I marinate 8 pork chops using 2 packets at least overnight to 1 day, keeping them in the chiller bin of my fridge, with frequent turning. Then I place them all, including the marinade, in a big saucepan, cover and boil. As soon as it boils, I turn down the heat to #2 or #3 and simmer for about 25 minutes. About 5 minutes before simmering ends, I heat up the oven on broil (hi), place the griddle on the rack at the upper third of the oven. I spray with just a little bit of oil to prevent the chops from sticking, then I dish out the chops and place them on the griddle. While waiting for the surface to dry up a bit, I reduce the sauce on the saucepan by boiling further on high until it is almost like runny sauce (If it is too thick and sticky already, it will be harder to brush on the chops and it might not be enough). I watch this carefully because it can easily burn. The resulting sauce has enough fat drippings so I still create the same effect as when I fry them in some oil, especially when the excess water finally evaporates while I broil.
Then I brush this sauce on top of the chops,
broil for about 1-2 minutes or until Isee the tops bubbly and the sugar is caramelizing, which makes the chops appear glazed, and the fatty parts kinda turn like charred.

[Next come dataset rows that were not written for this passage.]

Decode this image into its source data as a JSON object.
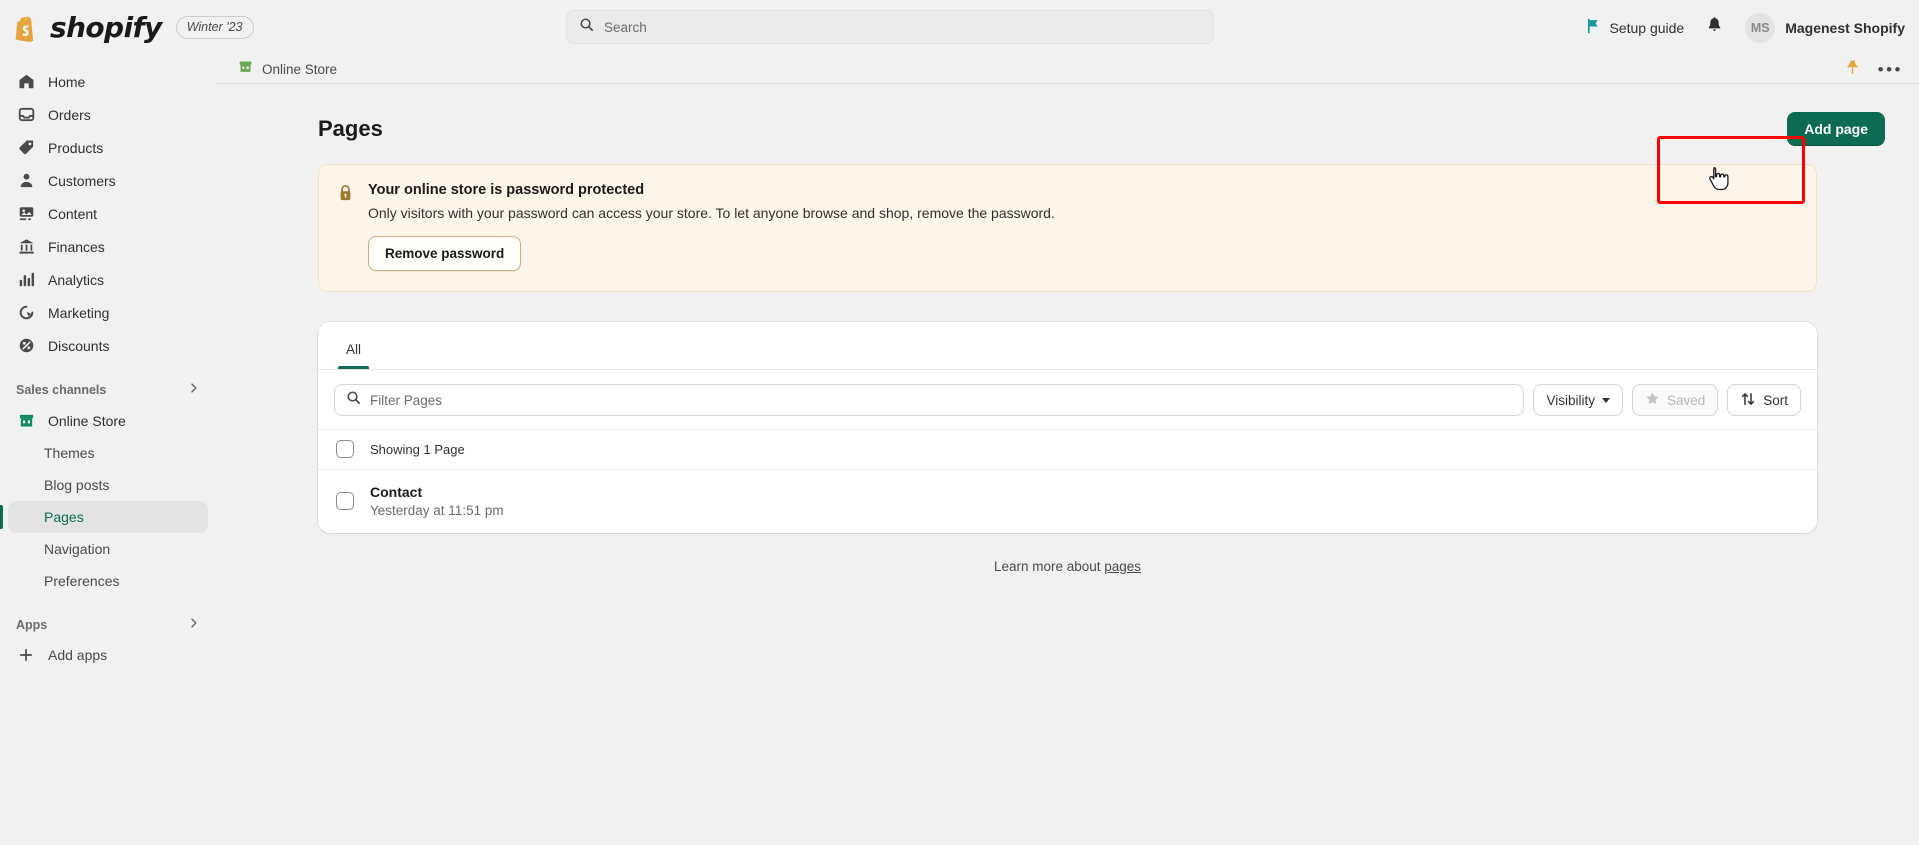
{
  "topbar": {
    "wordmark": "shopify",
    "season_badge": "Winter '23",
    "search_placeholder": "Search",
    "setup_guide": "Setup guide",
    "avatar_initials": "MS",
    "store_name": "Magenest Shopify"
  },
  "sidebar": {
    "items": [
      {
        "label": "Home",
        "icon": "home-icon"
      },
      {
        "label": "Orders",
        "icon": "orders-icon"
      },
      {
        "label": "Products",
        "icon": "products-tag-icon"
      },
      {
        "label": "Customers",
        "icon": "customers-person-icon"
      },
      {
        "label": "Content",
        "icon": "content-image-icon"
      },
      {
        "label": "Finances",
        "icon": "finances-bank-icon"
      },
      {
        "label": "Analytics",
        "icon": "analytics-bars-icon"
      },
      {
        "label": "Marketing",
        "icon": "marketing-target-icon"
      },
      {
        "label": "Discounts",
        "icon": "discounts-percent-icon"
      }
    ],
    "sales_channels_label": "Sales channels",
    "online_store": "Online Store",
    "sub_items": [
      {
        "label": "Themes",
        "active": false
      },
      {
        "label": "Blog posts",
        "active": false
      },
      {
        "label": "Pages",
        "active": true
      },
      {
        "label": "Navigation",
        "active": false
      },
      {
        "label": "Preferences",
        "active": false
      }
    ],
    "apps_label": "Apps",
    "add_apps_label": "Add apps"
  },
  "context_bar": {
    "title": "Online Store",
    "pin_icon": "pushpin-icon",
    "more_icon": "more-horizontal-icon"
  },
  "page": {
    "title": "Pages",
    "add_page_button": "Add page"
  },
  "banner": {
    "icon": "lock-icon",
    "title": "Your online store is password protected",
    "text": "Only visitors with your password can access your store. To let anyone browse and shop, remove the password.",
    "action_label": "Remove password"
  },
  "card": {
    "tabs": [
      {
        "label": "All",
        "active": true
      }
    ],
    "filter_placeholder": "Filter Pages",
    "visibility_label": "Visibility",
    "saved_label": "Saved",
    "sort_label": "Sort",
    "list_header": "Showing 1 Page",
    "rows": [
      {
        "title": "Contact",
        "subtitle": "Yesterday at 11:51 pm"
      }
    ]
  },
  "footer": {
    "text": "Learn more about ",
    "link": "pages"
  },
  "colors": {
    "brand_green": "#0c6b52",
    "shopify_bag": "#e8a33d",
    "banner_bg": "#fdf5ea",
    "highlight_red": "#ff0000",
    "teal_flag": "#159b9b"
  }
}
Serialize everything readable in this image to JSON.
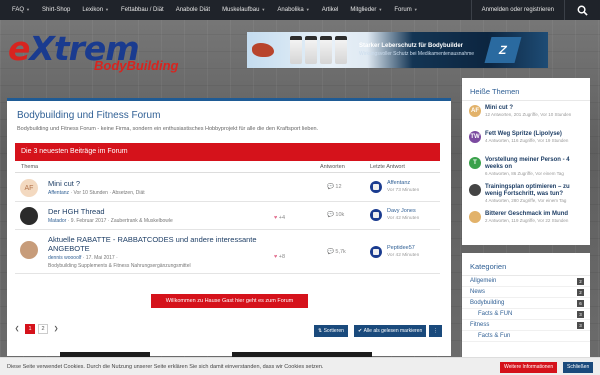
{
  "nav": {
    "items": [
      "FAQ",
      "Shirt-Shop",
      "Lexikon",
      "Fettabbau / Diät",
      "Anabole Diät",
      "Muskelaufbau",
      "Anabolika",
      "Artikel",
      "Mitglieder",
      "Forum"
    ],
    "login": "Anmelden oder registrieren"
  },
  "logo": {
    "ext_e": "e",
    "ext_rest": "Xtrem",
    "sub": "BodyBuilding"
  },
  "banner": {
    "line1": "Starker Leberschutz für Bodybuilder",
    "line2": "Wirkungsvoller Schutz bei Medikamentenausnahme"
  },
  "main": {
    "title": "Bodybuilding und Fitness Forum",
    "desc": "Bodybuilding und Fitness Forum - keine Firma, sondern ein enthusiastisches Hobbyprojekt für alle die den Kraftsport lieben.",
    "latest": "Die 3 neuesten Beiträge im Forum",
    "col_thema": "Thema",
    "col_antworten": "Antworten",
    "col_letzte": "Letzte Antwort",
    "rows": [
      {
        "avatar": "AF",
        "title": "Mini cut ?",
        "user": "Affentanz",
        "meta": "· Vor 10 Stunden · Absetzen, Diät",
        "likes": "",
        "replies": "12",
        "last_user": "Affentanz",
        "last_time": "Vor 73 Minuten"
      },
      {
        "avatar": "",
        "title": "Der HGH Thread",
        "user": "Matador",
        "meta": "· 9. Februar 2017 · Zaubertrank & Muskelbowle",
        "likes": "+4",
        "replies": "10k",
        "last_user": "Davy Jones",
        "last_time": "Vor 42 Minuten"
      },
      {
        "avatar": "",
        "title": "Aktuelle RABATTE - RABBATCODES und andere interessante ANGEBOTE",
        "user": "dennis woooolf",
        "meta": "· 17. Mai 2017 ·",
        "meta2": "Bodybuilding Supplements & Fitness Nahrungsergänzungsmittel",
        "likes": "+8",
        "replies": "5,7k",
        "last_user": "Peptidee57",
        "last_time": "Vor 42 Minuten"
      }
    ],
    "welcome": "Willkommen zu Hause Gast hier geht es zum Forum",
    "pager": [
      "1",
      "2"
    ],
    "sort": "Sortieren",
    "mark_read": "Alle als gelesen markieren"
  },
  "sidebar": {
    "themes_title": "Heiße Themen",
    "themes": [
      {
        "title": "Mini cut ?",
        "meta": "12 Antworten, 201 Zugriffe, Vor 10 Stunden",
        "icon": "AF",
        "color": "#e2b26a"
      },
      {
        "title": "Fett Weg Spritze (Lipolyse)",
        "meta": "4 Antworten, 116 Zugriffe, Vor 19 Stunden",
        "icon": "TW",
        "color": "#7b4aa0"
      },
      {
        "title": "Vorstellung meiner Person - 4 weeks on",
        "meta": "6 Antworten, 86 Zugriffe, Vor einem Tag",
        "icon": "T",
        "color": "#3aa14b"
      },
      {
        "title": "Trainingsplan optimieren – zu wenig Fortschritt, was tun?",
        "meta": "4 Antworten, 280 Zugriffe, Vor einem Tag",
        "icon": "",
        "color": "#444"
      },
      {
        "title": "Bitterer Geschmack im Mund",
        "meta": "2 Antworten, 119 Zugriffe, Vor 22 Stunden",
        "icon": "",
        "color": "#e2b26a"
      }
    ],
    "cats_title": "Kategorien",
    "cats": [
      {
        "label": "Allgemein",
        "count": "2",
        "sub": false
      },
      {
        "label": "News",
        "count": "2",
        "sub": false
      },
      {
        "label": "Bodybuilding",
        "count": "6",
        "sub": false
      },
      {
        "label": "Facts & FUN",
        "count": "3",
        "sub": true
      },
      {
        "label": "Fitness",
        "count": "3",
        "sub": false
      },
      {
        "label": "Facts & Fun",
        "count": "",
        "sub": true
      }
    ]
  },
  "cookie": {
    "text": "Diese Seite verwendet Cookies. Durch die Nutzung unserer Seite erklären Sie sich damit einverstanden, dass wir Cookies setzen.",
    "more": "Weitere Informationen",
    "close": "Schließen"
  }
}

Then I flip over and do the same on the other side.
This way, you get a nice browning, nice glaze, without scorching and without making it taste burnt! I guarantee you can proudly serve this to any fussy American meat-eater like my husband. (If you serve some burnt tocino, be prepared to have most of it thrown away. I have done so in the past, and it does not feel good to see my husband eat a few tiny pieces, with the scorched parts left on his plate, even if the meat underneath is still good. It even feels worse when I myself have to admit that it is unpalatable. I used to cook tocino on stovetop with conduction burner instead of flame, and it is hard to control the heat, especially if I want indirect low heat like when cooking tocino or rice. It is impossible not to burn because I cannot place my pan away from the heat; it is always in direct contact. If you have flame burners, it is more possible not to burn tocino even when cooked on saucepan alone, but browning every piece equally is better achieved through broiling.)
Now if you use chicken breast, butterfly the breast so it is thinner, cook for only about 15 minutes before broiling since chicken cooks faster than pork.
Sarap talaga ng tocino!
Now for the PORK TOCINO RECIPE from DOST Teknotulong website:
TOSINO (SALTED PORK)
Materials (see Procedure below for amounts):
Bowl with cover
1. Slice pork into 1 cm. thickness.
2. For every kg. of meat, mix the following ingredients and rub on both sides of the pork;11/2 tbsp. salt, 4-5 tbsp. sugar, 1/3 tsp. Salitre.
3. Place salted pork in a clean covered container and keep in a cool place or in a refrigerator for 3-5 days.
4. Wash a little and cook. Tocino will last for 1/2 month when kept in a refrigerator.